There is a grain of truth in the charges of protectionism, particularly when the Chinese government acts to put the force of law behind its national standards.

ILLUSTRATION: ERIC BOWMAN
As we will show, China is nothing like a monopoly, nor are its policies monolithic. But first, we need to explain the standards themselves and how China is using them to shake up markets throughout Asia, Europe, and the Americas.

No other example better illustrates the world's reaction to China's recent forays into the standards world than WAPI, its proposal for Wi-Fi security. This initiative has sparked volley after volley of action, reaction, and confrontation that has strained the necks of many observers.

Chinese manufacturers developed WAPI in 2003 to address security weaknesses in the original IEEE 802.11 protocols, on which Wi-Fi is based. The weaknesses allowed almost any savvy individual within range to read data packets out of the air. In 2000, the IEEE had begun developing more reliable encryption methods. A new protocol, 802.11i, would eventually be approved in 2004.

In November 2003 the Chinese government announced that its WAPI protocol would have to be included in all Wi-Fi products in China by June 2004, and that all such products would be reviewed for compliance. Many international companies—particularly those that are members of the Wi-Fi Alliance, a global industry consortium—reacted to the news with dismay, as they believed that the review and approval process would be biased in favor of domestic Chinese companies. The authorities might, for instance, wave Chinese products through while nit-picking foreign ones, or tell Chinese firms what they need to do to pass inspection, while making foreigners learn the lesson by trial and error.

In fact, the Chinese authorities declared the necessary WAPI algorithms secret, and provided them to just a select few Chinese companies, meaning that only those so blessed could then license the new technology (or not) and control the market by fiat. Such crude favoritism harked back to China's old planned economy, and it wouldn't wash with trade partners. Eventually, through bilateral U.S.–China negotiations, the Chinese agreed in April 2004 to "postpone indefinitely" their WAPI compliance requirements.

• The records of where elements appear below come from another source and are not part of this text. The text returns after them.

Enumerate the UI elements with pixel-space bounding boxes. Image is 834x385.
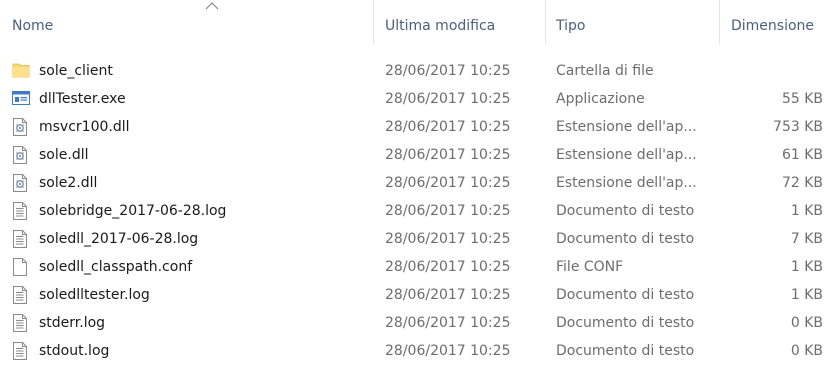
- dll-icon: [12, 141, 32, 169]
- file-modified-date: 28/06/2017 10:25: [385, 119, 511, 135]
- file-name: soledll_classpath.conf: [39, 259, 193, 275]
- file-type: Documento di testo: [556, 231, 695, 247]
- file-modified-date: 28/06/2017 10:25: [385, 175, 511, 191]
- dll-icon: [12, 169, 32, 197]
- file-modified-date: 28/06/2017 10:25: [385, 147, 511, 163]
- file-name: sole_client: [39, 63, 113, 79]
- file-size: 1 KB: [790, 287, 823, 303]
- column-header-size[interactable]: Dimensione: [731, 0, 814, 40]
- text-file-icon: [12, 225, 32, 253]
- file-row[interactable]: soledlltester.log 28/06/2017 10:25 Documen…: [0, 281, 834, 309]
- file-modified-date: 28/06/2017 10:25: [385, 231, 511, 247]
- file-row[interactable]: dllTester.exe 28/06/2017 10:25 Applicazion…: [0, 85, 834, 113]
- file-type: Documento di testo: [556, 287, 695, 303]
- column-header-name[interactable]: Nome: [12, 0, 53, 40]
- file-size: 1 KB: [790, 259, 823, 275]
- file-modified-date: 28/06/2017 10:25: [385, 287, 511, 303]
- application-icon: [12, 85, 32, 113]
- file-modified-date: 28/06/2017 10:25: [385, 91, 511, 107]
- file-name: solebridge_2017-06-28.log: [39, 203, 227, 219]
- file-row[interactable]: soledll_classpath.conf 28/06/2017 10:25 Fi…: [0, 253, 834, 281]
- file-name: sole.dll: [39, 147, 89, 163]
- file-size: 61 KB: [781, 147, 823, 163]
- column-header-modified[interactable]: Ultima modifica: [385, 0, 495, 40]
- file-size: 1 KB: [790, 203, 823, 219]
- column-divider[interactable]: [719, 0, 720, 44]
- text-file-icon: [12, 281, 32, 309]
- file-size: 753 KB: [773, 119, 823, 135]
- file-type: Estensione dell'ap...: [556, 175, 697, 191]
- file-modified-date: 28/06/2017 10:25: [385, 315, 511, 331]
- file-type: Documento di testo: [556, 203, 695, 219]
- file-row[interactable]: stdout.log 28/06/2017 10:25 Documento di t…: [0, 337, 834, 365]
- file-row[interactable]: sole.dll 28/06/2017 10:25 Estensione dell'…: [0, 141, 834, 169]
- sort-ascending-icon: [205, 2, 219, 10]
- column-header-row: Nome Ultima modifica Tipo Dimensione: [0, 0, 834, 44]
- file-list: sole_client 28/06/2017 10:25 Cartella di f…: [0, 57, 834, 365]
- file-name: stderr.log: [39, 315, 106, 331]
- file-size: 0 KB: [790, 315, 823, 331]
- file-row[interactable]: sole_client 28/06/2017 10:25 Cartella di f…: [0, 57, 834, 85]
- file-type: File CONF: [556, 259, 624, 275]
- file-size: 72 KB: [781, 175, 823, 191]
- file-type: Documento di testo: [556, 343, 695, 359]
- file-modified-date: 28/06/2017 10:25: [385, 343, 511, 359]
- blank-file-icon: [12, 253, 32, 281]
- file-type: Estensione dell'ap...: [556, 147, 697, 163]
- file-row[interactable]: sole2.dll 28/06/2017 10:25 Estensione dell…: [0, 169, 834, 197]
- file-size: [720, 57, 823, 85]
- file-modified-date: 28/06/2017 10:25: [385, 259, 511, 275]
- file-row[interactable]: solebridge_2017-06-28.log 28/06/2017 10:2…: [0, 197, 834, 225]
- file-name: msvcr100.dll: [39, 119, 130, 135]
- file-name: soledlltester.log: [39, 287, 150, 303]
- text-file-icon: [12, 309, 32, 337]
- column-header-type[interactable]: Tipo: [556, 0, 585, 40]
- file-row[interactable]: stderr.log 28/06/2017 10:25 Documento di t…: [0, 309, 834, 337]
- file-type: Cartella di file: [556, 63, 654, 79]
- file-row[interactable]: msvcr100.dll 28/06/2017 10:25 Estensione d…: [0, 113, 834, 141]
- file-type: Documento di testo: [556, 315, 695, 331]
- file-size: 55 KB: [781, 91, 823, 107]
- file-row[interactable]: soledll_2017-06-28.log 28/06/2017 10:25 Do…: [0, 225, 834, 253]
- column-divider[interactable]: [545, 0, 546, 44]
- text-file-icon: [12, 337, 32, 365]
- column-divider[interactable]: [373, 0, 374, 44]
- text-file-icon: [12, 197, 32, 225]
- file-name: soledll_2017-06-28.log: [39, 231, 199, 247]
- file-name: stdout.log: [39, 343, 110, 359]
- file-modified-date: 28/06/2017 10:25: [385, 203, 511, 219]
- file-type: Applicazione: [556, 91, 645, 107]
- dll-icon: [12, 113, 32, 141]
- file-modified-date: 28/06/2017 10:25: [385, 63, 511, 79]
- folder-icon: [12, 57, 32, 85]
- file-size: 0 KB: [790, 343, 823, 359]
- file-type: Estensione dell'ap...: [556, 119, 697, 135]
- file-size: 7 KB: [790, 231, 823, 247]
- file-name: sole2.dll: [39, 175, 98, 191]
- file-explorer-details-view: Nome Ultima modifica Tipo Dimensione sol…: [0, 0, 834, 385]
- file-name: dllTester.exe: [39, 91, 126, 107]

Nonetheless, by February 2005, the WAPI dispute had heated up again. A delegation of representatives from China went to Germany to discuss the status of several competing standards for wireless Internet communications, including IEEE 802.11i. The meeting was organized by the International Organization for Standardization (ISO), in Geneva. The Chinese delegates had hoped that WAPI would be fast-tracked for approval, as 802.11i had been. However, after two days of contentious negotiations, the Chinese walked out, claiming that the ISO had treated them unfairly.

At the time, the Chinese press was rife with reports that the ISO had favored rival groups to stymie China's economic development. Some reports even stated that WAPI would be implemented immediately in China. As it turned out, that didn't happen, and it appears that the ISO incident in Germany might in fact have been a political move by a faction in China that wished to change the government's decision to postpone WAPI's implementation. At press time, the postponement is still the status quo.